Que faire quand la concurrence s'annonce chaque jour de plus en plus rude, y compris sur le secteur du très haut luxe, que de nouveaux acteurs s'affirment et séduisent la clientèle haut de gamme (Airbnb propose quelques trésors pour la séduire), et que l'on veut donc légitimement affirmer sa différence et sa valeur ajoutée? Adopter davantage encore les codes de l'industrie du luxe et opérer un « rapt » sur l'art, en particulier sur l'art contemporain, à la manière dont les grands groupes et leurs marques fleurons ont su le faire dans les années 1990. C'est beaucoup plus récent pour l'industrie hôtelière. Mais lorsqu'on est un hôtel, la spécificité même de l'activité - recevoir des clients 24 heures sur 24, 365 jours par an - oblige. Et chacun d'adopter des stratégies différentes. Dernier exemple en date? L'hôtel Mondrian, signé Tom Dixon, qui vient d'ouvrir sur les rives de la Tamise. Le design s'efface au profit d'une sculpture : baptisé Chain Link, un énorme maillon de chaîne bleu Klein s'impose au milieu du lobby. Variation autour d'une oeuvre de Claus Oldenburg, l'oeuvre donne l'impression au client d'être arrivé au MoMA. D'ici à penser que le musée d'art contemporain est devenu la source d'inspiration première des n­ouveaux hôtels de luxe, il n'y a qu'un pas! Il faut avouer que dans l'île de Naoshima, au Japon, la frontière a, depuis vingt ans, presque disparu : au fil des espaces de la Benesse House Museum, dessinée par Tadao And­­¯o, des oeuvres de Dan Graham­, Yayoi Kusama, César ou Dan Flavin font écho à celles exposées dans le Chichu Art Museum attenant. « Benesse House Museum a été inauguré en 1992 comme un lieu où hôtel et musée sont imbriqués sur la base d'une «coexistence entre nature, art et architecture», où intérieur et extérieur, espaces privés et art public coexistent », explique la direction générale de l'établissement. Cet exemple pionnier a fait des petits.

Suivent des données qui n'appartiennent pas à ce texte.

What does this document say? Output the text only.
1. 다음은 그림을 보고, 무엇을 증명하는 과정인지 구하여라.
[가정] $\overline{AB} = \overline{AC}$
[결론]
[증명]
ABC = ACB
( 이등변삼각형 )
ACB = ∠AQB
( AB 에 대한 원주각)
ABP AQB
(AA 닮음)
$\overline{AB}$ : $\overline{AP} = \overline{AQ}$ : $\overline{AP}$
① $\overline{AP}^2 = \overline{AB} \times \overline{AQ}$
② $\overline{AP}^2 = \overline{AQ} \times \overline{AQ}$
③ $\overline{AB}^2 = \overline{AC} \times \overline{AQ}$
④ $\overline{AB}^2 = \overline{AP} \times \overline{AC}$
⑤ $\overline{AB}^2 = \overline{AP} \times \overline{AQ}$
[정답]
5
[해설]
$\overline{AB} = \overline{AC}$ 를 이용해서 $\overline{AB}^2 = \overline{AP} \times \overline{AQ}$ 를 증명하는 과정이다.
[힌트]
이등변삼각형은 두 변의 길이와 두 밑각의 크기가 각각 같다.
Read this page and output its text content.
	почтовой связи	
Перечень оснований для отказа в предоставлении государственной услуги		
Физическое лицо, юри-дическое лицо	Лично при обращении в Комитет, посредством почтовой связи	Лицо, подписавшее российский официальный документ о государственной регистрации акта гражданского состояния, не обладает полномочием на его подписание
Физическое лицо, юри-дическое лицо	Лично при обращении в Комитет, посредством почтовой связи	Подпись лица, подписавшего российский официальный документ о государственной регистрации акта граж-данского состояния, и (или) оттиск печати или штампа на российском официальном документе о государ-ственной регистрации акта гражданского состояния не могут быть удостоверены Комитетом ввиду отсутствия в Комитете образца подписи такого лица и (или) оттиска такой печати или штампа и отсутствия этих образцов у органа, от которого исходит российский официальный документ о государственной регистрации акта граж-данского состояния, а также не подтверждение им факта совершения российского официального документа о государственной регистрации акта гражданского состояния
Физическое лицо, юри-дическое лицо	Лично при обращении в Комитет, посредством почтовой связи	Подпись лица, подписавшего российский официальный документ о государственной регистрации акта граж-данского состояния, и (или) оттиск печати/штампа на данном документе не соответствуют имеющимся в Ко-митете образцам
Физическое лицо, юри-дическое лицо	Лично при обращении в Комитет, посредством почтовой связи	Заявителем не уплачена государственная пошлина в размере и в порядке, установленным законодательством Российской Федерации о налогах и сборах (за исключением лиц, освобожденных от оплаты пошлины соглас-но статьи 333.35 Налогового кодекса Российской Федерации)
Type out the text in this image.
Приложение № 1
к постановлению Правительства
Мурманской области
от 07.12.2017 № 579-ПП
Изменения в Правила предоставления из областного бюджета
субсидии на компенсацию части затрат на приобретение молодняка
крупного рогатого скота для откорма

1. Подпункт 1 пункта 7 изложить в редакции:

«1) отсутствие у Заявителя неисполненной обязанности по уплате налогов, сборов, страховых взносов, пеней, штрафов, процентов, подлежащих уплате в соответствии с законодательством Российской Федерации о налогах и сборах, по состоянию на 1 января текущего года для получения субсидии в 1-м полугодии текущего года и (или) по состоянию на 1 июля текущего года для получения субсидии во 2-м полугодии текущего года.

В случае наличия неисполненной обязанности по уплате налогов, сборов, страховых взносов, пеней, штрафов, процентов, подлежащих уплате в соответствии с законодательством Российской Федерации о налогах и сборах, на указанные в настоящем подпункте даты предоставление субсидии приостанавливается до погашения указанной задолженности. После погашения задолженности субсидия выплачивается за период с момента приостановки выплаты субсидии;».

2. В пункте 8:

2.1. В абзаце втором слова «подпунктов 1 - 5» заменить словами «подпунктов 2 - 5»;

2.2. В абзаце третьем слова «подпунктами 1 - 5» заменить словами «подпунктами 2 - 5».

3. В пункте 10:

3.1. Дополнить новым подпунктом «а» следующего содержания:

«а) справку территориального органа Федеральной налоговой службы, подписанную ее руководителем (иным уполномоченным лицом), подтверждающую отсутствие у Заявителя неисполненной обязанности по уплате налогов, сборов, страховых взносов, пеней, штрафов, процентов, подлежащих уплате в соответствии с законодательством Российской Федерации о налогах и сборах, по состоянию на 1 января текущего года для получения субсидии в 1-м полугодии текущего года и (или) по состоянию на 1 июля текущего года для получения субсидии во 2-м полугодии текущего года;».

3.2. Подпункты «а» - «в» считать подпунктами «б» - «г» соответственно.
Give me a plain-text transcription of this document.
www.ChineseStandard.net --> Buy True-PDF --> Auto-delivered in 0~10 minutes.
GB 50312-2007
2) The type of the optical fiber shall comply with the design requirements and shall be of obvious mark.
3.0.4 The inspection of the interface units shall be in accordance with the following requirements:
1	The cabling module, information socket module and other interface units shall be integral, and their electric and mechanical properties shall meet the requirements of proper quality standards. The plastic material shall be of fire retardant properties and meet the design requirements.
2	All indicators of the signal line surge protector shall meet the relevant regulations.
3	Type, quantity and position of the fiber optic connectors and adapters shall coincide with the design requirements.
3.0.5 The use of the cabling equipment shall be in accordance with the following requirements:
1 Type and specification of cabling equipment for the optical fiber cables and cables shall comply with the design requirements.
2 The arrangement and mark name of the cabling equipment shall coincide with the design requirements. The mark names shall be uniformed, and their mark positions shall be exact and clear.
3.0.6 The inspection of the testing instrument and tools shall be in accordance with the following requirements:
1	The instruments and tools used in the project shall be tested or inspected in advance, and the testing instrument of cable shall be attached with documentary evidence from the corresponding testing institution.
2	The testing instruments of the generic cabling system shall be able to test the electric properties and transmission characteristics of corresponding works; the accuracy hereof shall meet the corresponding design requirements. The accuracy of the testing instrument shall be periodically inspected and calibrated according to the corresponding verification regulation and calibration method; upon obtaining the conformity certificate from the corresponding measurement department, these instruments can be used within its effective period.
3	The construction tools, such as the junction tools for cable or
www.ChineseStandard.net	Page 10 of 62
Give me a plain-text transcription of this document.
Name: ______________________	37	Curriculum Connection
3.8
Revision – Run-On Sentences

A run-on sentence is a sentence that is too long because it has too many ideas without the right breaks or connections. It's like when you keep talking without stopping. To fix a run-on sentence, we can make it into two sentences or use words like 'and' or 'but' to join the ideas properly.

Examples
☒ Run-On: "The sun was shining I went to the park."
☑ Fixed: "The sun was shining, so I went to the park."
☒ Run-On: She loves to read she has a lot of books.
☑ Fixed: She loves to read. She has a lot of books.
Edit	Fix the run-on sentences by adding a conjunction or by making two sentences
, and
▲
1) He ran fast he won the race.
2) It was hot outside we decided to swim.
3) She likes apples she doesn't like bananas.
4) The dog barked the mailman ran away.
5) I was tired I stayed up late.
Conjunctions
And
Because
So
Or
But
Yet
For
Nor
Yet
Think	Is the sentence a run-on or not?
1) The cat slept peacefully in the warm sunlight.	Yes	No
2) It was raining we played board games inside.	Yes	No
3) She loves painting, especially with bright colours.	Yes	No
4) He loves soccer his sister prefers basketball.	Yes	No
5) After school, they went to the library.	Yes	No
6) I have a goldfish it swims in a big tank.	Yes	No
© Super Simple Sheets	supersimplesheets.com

Ainsi le musée s'invite aussi physiquement à l'hôtel quand on arrive au Four Seasons Seattle. Situé face au Seattle Art Museum (SAM), il exploite sa position stratégique à bon escient : l'un des commissaires de l'institution culturelle a réuni six toiles d'artistes surnommés « The Northwest Painters » pour les exposer dans les espaces publics de l'hôtel. La collection a non seulement une valeur unique pour la région, mais la sculpture extérieure Thunderbolt, de Gerard Tsutakawa, qui zigzague devant l'entrée comme un éclair de bronze, est rapidement devenue un repère pour les habitants, au même titre que la sculpture de Calder campée, plus loin, dans l'Olympic Sculpture Park. Tout aussi sculptural dans le ciel londonien, un immense Lego de 10 mètres de haut, composé d'un assemblage de blocs géométriques, est apposé, depuis cet été, sur la façade de l'hôtel The Beaumont : l'installation The Room Suite, oeuvre du Britannique Antony Gormley qui s'inspire du corps humain, n'est pas un happening en marge de la Frieze Art Fair mais bel et bien une chambre d'hôtel à part entière, coupée du monde (sans télévision, ni réception téléphonique), où l'expérience artistique est au coeur d'un séjour : le cube, plongé dans la pénombre et le silence qui y règne, incite à l'introspection. « Pour un collectionneur, il n'existe pas d'expérience plus aboutie que de séjourner dans la tête d'un artiste, dans un espace entièrement dessiné par lui », explique le directeur général du Beaumont, qui voit la liste d'attente pour séjourner à The Room s'allonger sans fin.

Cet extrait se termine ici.